Benedito Guimarães Aguiar Neto is now the new president of CAPES, an agency within Brazil's Ministry of Education, the website of the American Association for the Advancement of Science notes.
The agency "regulates, supervises and evaluates all graduate-level programs at the South American country's universities, and funds thousands of scholarships for master's and doctoral students," CBN News reported Monday.
The agency also "issues funding calls for research and provides training for teachers in primary and secondary education."
Aguiar Neto holds a degree in electrical engineering from the Federal University of Paraíba and a master's degree at the same institution. He earned a doctorate in 1987 from Technische Universität Berlin and did post-doctoral work in 2008 at the University of Washington.
Prominent proponents of evolution in Brazil have decried the appointment.
"It is completely illogical to place someone who has promoted actions contrary to scientific consensus in a position to manage programs that are essentially of scientific training," said evolutionary biologist Antonio Carlos Marques of the University of São Paulo's Institute of Biosciences, in comments to the AAAS.
The AAAS website quotes Aguiar Neto as saying in a Mackenzie Presbyterian University press release that the theory of Intelligent Design ought to be introduced into Brazil's basic education curricula as "a counterpoint to the theory of evolution." His comments were reportedly in the context of the second Congress on Intelligent Design, held at MPU in October.
Aguiar Neto has headed MPU, a private Christian school in Sao Paulo, which advocates for the teaching and study of Intelligent Design, for the past eight years.

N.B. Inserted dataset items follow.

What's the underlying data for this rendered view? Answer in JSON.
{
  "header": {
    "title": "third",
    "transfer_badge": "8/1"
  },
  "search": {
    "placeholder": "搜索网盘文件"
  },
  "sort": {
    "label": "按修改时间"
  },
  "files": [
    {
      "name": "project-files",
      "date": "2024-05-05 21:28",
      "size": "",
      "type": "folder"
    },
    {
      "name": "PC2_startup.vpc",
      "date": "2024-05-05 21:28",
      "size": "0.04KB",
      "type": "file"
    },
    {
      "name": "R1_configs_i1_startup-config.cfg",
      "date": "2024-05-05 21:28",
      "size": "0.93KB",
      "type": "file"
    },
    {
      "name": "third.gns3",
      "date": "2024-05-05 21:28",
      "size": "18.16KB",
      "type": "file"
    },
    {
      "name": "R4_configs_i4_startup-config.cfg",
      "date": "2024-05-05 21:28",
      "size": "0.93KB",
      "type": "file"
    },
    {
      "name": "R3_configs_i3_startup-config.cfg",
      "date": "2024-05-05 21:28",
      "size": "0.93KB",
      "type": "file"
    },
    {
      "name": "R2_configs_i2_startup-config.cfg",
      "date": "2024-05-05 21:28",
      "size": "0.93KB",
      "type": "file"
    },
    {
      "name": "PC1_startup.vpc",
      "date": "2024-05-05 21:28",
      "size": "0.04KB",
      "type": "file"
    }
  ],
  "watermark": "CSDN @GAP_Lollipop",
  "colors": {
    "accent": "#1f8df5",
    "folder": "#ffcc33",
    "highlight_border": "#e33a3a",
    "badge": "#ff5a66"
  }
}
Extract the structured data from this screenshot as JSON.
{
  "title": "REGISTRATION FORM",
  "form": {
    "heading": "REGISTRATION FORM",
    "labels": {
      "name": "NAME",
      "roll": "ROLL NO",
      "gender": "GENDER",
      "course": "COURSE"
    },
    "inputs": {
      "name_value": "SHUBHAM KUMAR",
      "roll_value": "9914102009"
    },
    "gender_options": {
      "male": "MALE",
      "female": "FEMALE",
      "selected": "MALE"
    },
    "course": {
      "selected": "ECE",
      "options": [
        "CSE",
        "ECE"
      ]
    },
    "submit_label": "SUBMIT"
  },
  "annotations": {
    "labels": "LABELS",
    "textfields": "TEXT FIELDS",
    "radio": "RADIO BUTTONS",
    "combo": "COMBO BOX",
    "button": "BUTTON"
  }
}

Although scorned by many scientists, some who once embraced Darwinian evolution have come to call Intelligent Design arguments "compelling."
Last year, Yale professor and computer scientist David Gelernter announced that he no longer believed in Darwinism.
"Like so many others, I grew up with Darwin’s theory, and had always believed it was true. I had heard doubts over the years from well-informed, sometimes brilliant people, but I had my hands full cultivating my garden, and it was easier to let biology take care of itself. But in recent years, reading and discussion have shut that road down for good," he explained in May.
An influential work in the Yale professor's journey out of Darwinism was Stephen Meyer's 2013 book Darwin's Doubt: The Explosive Origin of Animal Life and the Case for Intelligent Design about which Gelernter said "few open-minded people will finish it with their faith in Darwin intact."
Gelernter is also the author of The Muse in the Machine and the novel 1939. He is known for predicting the emergence of the World Wide Web.